SWARTZ CREEK — The Swartz Creek Community Schools Board of Education voted unanimously last week to delay the start of the 2020-21 school year one week.
Classes will begin Sept. 8 with a half day in the afternoon and will continue with half days in the morning on Sept. 9 and 10. The change will not affect the schedule for the end of the school year, Superintendent Ben Mainka said.
The extra week will give teachers more time to prepare and adjust to the ever-changing safety guidelines resulting from the COVID-19 pandemic, Mainka said.
It also will allow parents and students who opted for the online or blended formats to become better acquainted with the online platforms they will use, he said.
“We’re running into some complications that makes me uneasy about starting school on September 1,” Mainka told the Board of Education. “I’m recommending, if you feel it is appropriate, a motion to start September 8. It will give us an additional week to ensure our teachers have the supports they need, to make sure they have the training they need.

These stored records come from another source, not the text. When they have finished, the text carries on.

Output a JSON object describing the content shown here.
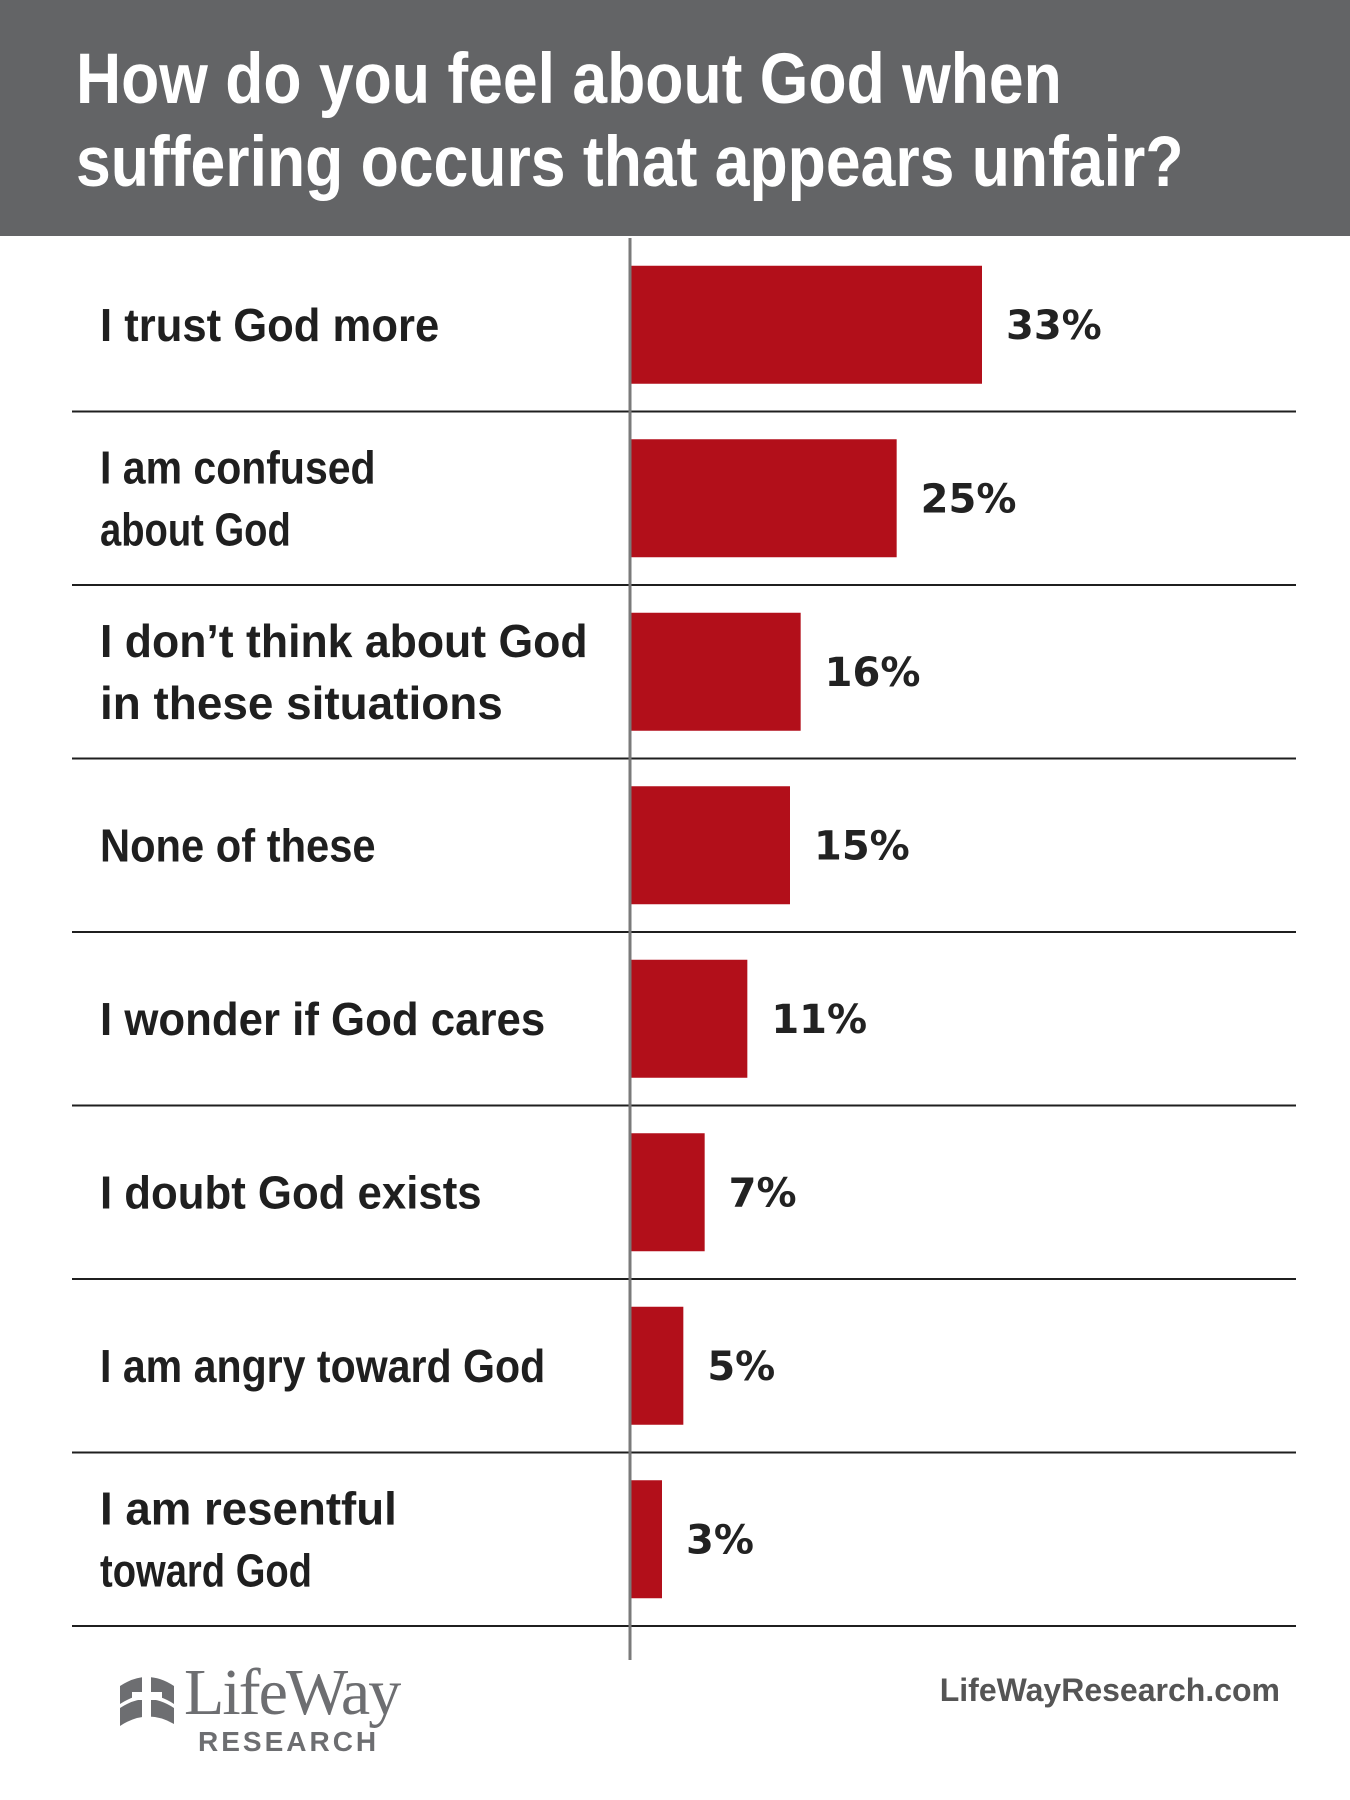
{
  "chart_data": {
    "type": "bar",
    "orientation": "horizontal",
    "title": "How do you feel about God when suffering occurs that appears unfair?",
    "title_lines": [
      "How do you feel about God when",
      "suffering occurs that appears unfair?"
    ],
    "categories": [
      "I trust God more",
      "I am confused about God",
      "I don’t think about God in these situations",
      "None of these",
      "I wonder if God cares",
      "I doubt God exists",
      "I am angry toward God",
      "I am resentful toward God"
    ],
    "category_lines": [
      [
        "I trust God more"
      ],
      [
        "I am confused",
        "about God"
      ],
      [
        "I don’t think about God",
        "in these situations"
      ],
      [
        "None of these"
      ],
      [
        "I wonder if God cares"
      ],
      [
        "I doubt God exists"
      ],
      [
        "I am angry toward God"
      ],
      [
        "I am resentful",
        "toward God"
      ]
    ],
    "values": [
      33,
      25,
      16,
      15,
      11,
      7,
      5,
      3
    ],
    "value_labels": [
      "33%",
      "25%",
      "16%",
      "15%",
      "11%",
      "7%",
      "5%",
      "3%"
    ],
    "unit": "%",
    "xlim": [
      0,
      33
    ],
    "grid": false,
    "legend": "none",
    "bar_color": "#b20f1a",
    "header_color": "#636466",
    "separator_color": "#1f1f1f",
    "axis_color": "#7a7a7a"
  },
  "footer": {
    "logo_text": "LifeWay",
    "logo_subtext": "RESEARCH",
    "website": "LifeWayResearch.com"
  }
}
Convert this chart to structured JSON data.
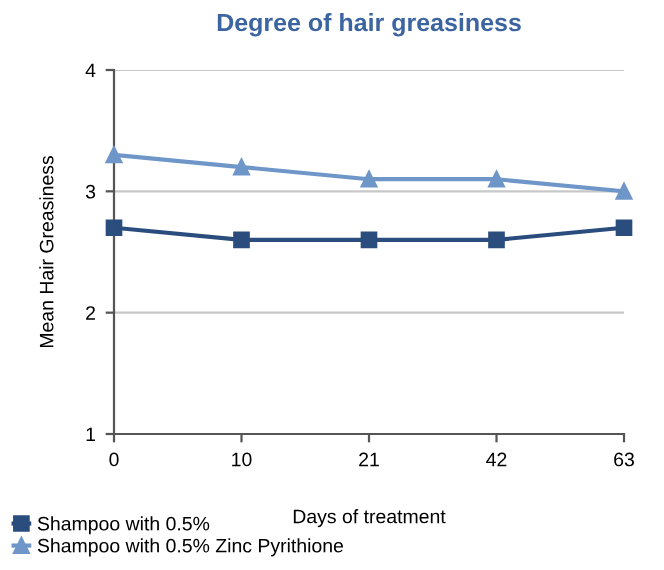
{
  "chart_data": {
    "type": "line",
    "title": "Degree of hair greasiness",
    "xlabel": "Days of treatment",
    "ylabel": "Mean Hair Greasiness",
    "categories": [
      "0",
      "10",
      "21",
      "42",
      "63"
    ],
    "series": [
      {
        "name": "Shampoo with 0.5%",
        "color": "#2a4d7e",
        "marker": "square",
        "values": [
          2.7,
          2.6,
          2.6,
          2.6,
          2.7
        ]
      },
      {
        "name": "Shampoo with 0.5% Zinc Pyrithione",
        "color": "#6f96c8",
        "marker": "triangle",
        "values": [
          3.3,
          3.2,
          3.1,
          3.1,
          3.0
        ]
      }
    ],
    "ylim": [
      1,
      4
    ],
    "yticks": [
      1,
      2,
      3,
      4
    ],
    "grid": "y",
    "legend": "bottom"
  }
}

“Teachers will have three additional days to train, prepare, get their classes set up … they will have the support and the time they need to walk into the classroom on September 8 and be ready to go.”
He said teams of educators are working diligently to devise plans that accommodate state and county safety regulations, as well as parents’ choices for how their children will receive an education this year.

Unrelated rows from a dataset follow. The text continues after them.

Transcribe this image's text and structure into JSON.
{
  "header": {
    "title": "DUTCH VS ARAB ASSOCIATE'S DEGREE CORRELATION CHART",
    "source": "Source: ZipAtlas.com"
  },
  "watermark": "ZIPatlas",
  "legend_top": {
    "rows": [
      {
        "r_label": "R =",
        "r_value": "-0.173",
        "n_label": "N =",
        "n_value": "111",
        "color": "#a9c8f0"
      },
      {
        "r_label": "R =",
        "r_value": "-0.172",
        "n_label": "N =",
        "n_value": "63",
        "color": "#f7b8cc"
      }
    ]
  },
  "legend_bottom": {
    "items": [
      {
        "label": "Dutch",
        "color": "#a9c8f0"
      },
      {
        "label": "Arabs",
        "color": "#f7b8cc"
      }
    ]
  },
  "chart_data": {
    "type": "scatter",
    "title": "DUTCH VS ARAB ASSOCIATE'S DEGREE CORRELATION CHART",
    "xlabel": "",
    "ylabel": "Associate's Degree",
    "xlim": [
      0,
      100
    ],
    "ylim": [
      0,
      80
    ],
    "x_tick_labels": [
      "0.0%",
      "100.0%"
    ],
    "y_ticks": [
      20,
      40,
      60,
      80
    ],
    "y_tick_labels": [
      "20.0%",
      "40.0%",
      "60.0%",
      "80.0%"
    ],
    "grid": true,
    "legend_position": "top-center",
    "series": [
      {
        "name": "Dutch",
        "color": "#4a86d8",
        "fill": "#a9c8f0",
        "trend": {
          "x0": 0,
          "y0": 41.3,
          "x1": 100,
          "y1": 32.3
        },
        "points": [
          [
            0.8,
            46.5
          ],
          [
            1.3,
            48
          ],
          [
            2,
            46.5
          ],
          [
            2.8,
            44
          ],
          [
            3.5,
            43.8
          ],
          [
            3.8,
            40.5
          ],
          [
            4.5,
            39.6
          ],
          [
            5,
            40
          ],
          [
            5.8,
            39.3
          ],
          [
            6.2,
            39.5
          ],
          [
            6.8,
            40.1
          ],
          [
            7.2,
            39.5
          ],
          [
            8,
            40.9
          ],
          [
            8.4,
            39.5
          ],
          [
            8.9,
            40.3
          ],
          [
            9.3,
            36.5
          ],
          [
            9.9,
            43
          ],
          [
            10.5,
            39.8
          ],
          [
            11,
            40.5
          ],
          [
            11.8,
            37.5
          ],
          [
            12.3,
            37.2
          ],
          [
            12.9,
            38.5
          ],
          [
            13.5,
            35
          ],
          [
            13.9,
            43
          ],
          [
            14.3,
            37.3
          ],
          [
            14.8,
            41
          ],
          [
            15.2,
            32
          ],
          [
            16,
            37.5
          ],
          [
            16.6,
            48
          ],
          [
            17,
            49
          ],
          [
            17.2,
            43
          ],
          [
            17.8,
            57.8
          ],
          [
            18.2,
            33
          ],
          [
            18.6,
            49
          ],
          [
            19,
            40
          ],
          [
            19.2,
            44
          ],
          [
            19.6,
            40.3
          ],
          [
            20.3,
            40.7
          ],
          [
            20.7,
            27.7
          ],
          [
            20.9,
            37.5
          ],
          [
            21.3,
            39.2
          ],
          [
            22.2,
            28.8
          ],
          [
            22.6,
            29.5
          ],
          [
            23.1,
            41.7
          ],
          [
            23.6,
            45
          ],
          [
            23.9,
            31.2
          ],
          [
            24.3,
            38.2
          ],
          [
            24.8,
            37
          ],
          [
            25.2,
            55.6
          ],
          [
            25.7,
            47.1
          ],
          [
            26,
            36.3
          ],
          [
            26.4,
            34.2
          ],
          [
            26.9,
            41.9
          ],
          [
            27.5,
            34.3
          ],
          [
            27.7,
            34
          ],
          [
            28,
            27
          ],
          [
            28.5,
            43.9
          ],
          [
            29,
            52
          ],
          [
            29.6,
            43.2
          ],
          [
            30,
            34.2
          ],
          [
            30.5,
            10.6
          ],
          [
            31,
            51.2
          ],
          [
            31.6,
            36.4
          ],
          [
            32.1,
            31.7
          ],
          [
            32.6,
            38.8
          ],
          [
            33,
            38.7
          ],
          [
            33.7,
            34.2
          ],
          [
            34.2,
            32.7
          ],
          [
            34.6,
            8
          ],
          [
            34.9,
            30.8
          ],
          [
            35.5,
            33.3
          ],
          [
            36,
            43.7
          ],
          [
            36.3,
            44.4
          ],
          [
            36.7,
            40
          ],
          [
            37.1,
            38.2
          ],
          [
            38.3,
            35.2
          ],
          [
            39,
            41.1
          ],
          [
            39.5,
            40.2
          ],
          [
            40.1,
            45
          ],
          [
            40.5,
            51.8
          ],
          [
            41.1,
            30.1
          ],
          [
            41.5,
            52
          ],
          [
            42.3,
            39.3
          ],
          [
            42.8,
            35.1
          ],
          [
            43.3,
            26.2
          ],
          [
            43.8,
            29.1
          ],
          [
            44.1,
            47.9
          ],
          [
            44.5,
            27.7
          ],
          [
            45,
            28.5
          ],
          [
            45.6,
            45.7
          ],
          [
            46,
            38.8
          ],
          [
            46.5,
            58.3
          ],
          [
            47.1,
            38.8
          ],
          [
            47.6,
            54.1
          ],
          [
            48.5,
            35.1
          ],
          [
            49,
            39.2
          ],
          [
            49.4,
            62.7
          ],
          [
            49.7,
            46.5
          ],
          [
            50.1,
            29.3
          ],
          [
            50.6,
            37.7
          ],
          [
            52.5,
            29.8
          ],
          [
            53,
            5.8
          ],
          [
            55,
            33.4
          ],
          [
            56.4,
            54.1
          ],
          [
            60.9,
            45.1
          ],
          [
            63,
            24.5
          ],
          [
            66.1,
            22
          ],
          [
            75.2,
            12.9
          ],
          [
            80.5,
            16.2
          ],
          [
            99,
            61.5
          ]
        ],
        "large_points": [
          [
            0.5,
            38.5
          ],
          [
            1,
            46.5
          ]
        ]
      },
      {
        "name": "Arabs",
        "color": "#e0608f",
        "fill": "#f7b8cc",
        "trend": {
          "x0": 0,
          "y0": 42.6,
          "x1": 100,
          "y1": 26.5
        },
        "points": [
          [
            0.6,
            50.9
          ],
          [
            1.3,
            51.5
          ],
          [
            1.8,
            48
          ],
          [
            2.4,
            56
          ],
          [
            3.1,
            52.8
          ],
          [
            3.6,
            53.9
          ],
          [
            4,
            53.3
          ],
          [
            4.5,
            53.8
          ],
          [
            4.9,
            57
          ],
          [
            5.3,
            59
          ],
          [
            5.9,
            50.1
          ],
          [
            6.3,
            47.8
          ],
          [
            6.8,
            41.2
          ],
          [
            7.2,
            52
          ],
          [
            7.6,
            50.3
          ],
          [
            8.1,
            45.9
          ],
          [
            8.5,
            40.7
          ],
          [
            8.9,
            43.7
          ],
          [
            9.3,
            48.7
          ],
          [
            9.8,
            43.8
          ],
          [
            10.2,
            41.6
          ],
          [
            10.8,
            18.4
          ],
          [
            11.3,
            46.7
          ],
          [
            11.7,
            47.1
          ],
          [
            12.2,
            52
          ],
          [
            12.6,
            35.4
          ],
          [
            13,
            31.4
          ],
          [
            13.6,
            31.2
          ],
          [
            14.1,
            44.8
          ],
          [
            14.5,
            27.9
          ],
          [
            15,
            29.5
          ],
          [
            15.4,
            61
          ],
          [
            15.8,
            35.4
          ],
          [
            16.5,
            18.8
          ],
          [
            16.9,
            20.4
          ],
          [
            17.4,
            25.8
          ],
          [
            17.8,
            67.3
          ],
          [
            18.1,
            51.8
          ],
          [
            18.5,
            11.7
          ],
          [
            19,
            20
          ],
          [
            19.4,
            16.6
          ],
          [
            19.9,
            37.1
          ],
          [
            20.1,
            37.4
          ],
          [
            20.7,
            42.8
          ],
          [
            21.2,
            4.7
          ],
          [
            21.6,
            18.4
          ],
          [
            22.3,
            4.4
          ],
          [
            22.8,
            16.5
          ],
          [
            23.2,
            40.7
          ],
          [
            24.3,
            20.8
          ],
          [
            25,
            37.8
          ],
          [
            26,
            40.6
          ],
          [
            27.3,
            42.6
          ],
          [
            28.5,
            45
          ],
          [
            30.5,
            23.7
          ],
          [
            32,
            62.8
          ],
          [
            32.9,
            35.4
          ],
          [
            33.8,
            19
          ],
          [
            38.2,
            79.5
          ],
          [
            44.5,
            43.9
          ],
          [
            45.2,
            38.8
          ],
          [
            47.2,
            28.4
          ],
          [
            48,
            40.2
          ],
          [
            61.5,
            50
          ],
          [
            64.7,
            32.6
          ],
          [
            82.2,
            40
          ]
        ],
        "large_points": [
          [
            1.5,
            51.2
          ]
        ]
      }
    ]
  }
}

“What we’re trying to fight for is the opportunity for parents to choose,” Mainka said. “Our philosophy has been we want to fight for the rights of every kid.
“I’m not minimizing the safety. We believe, if we’re given the opportunity to have a face-to-face model following stringent guidelines, we’re going to do that. We’re trying to provide a support system for every child.”
Individual school principals were to send out more specific instructions last Friday.
So far, about 60 percent of parents/students have opted for the in-school learning option. Another 20 percent will go fully online, and 20 percent chose the blended options in which half of those students will go to school two days per week, the other half will go a different two days per week, and the rest of the time they will learn online.
Mainka said the blended format is at capacity so the district is not accepting any more children into that option.
School board Trustee Chuck Melki said Mainka and the teachers have worked hard to provide everyone with a choice, “rather than being a tyrant and saying, ‘this is the way we’re doing it.’”
“There are a lot of unknowns, people are fear-mongering, people are concerned,” Melki said. “Parents are paying their tax dollars and should get something for their money.”
Trustee Alicia Gardiner agreed.
“Unfortunately, these are scary times,” she said. “We haven’t made the decision for others. We’re letting them make the decision based on what’s best for themselves.”
Public reaction was largely supportive of the move.
“If it helps teachers and administrators get ready for the school year, I’m all for it,” said parent Michael Ovsenik. “I hope it doesn’t cause issues for those who have already planned for work, but we also knew this year was going to have a lot of issues going in. Hopefully, all the construction and parking lot work can be done at the elementary schools, as well.”
“The most important thing is not interrupting these kids’ learning process once they get started,” said Jamie Patterson. “If another week helps with that… great!”
Jamie Atherton, a parent and educator in a blended classroom in another district, said she knows first-hand that adapting to online curriculum “can be overwhelming.”
“To do it properly, and with the least amount of issues, you must allow teachers time to be trained and create their online classroom,” she said. “The most important thing for everyone to remember is this is new. Give grace to those learning the system, teachers and students alike. … there will definitely be bumps in the road, but 2020 has been anything but smooth.”
Others expressed concern about the continuity of learning and the impact on students if the district has to shut down classrooms due to COVID-19.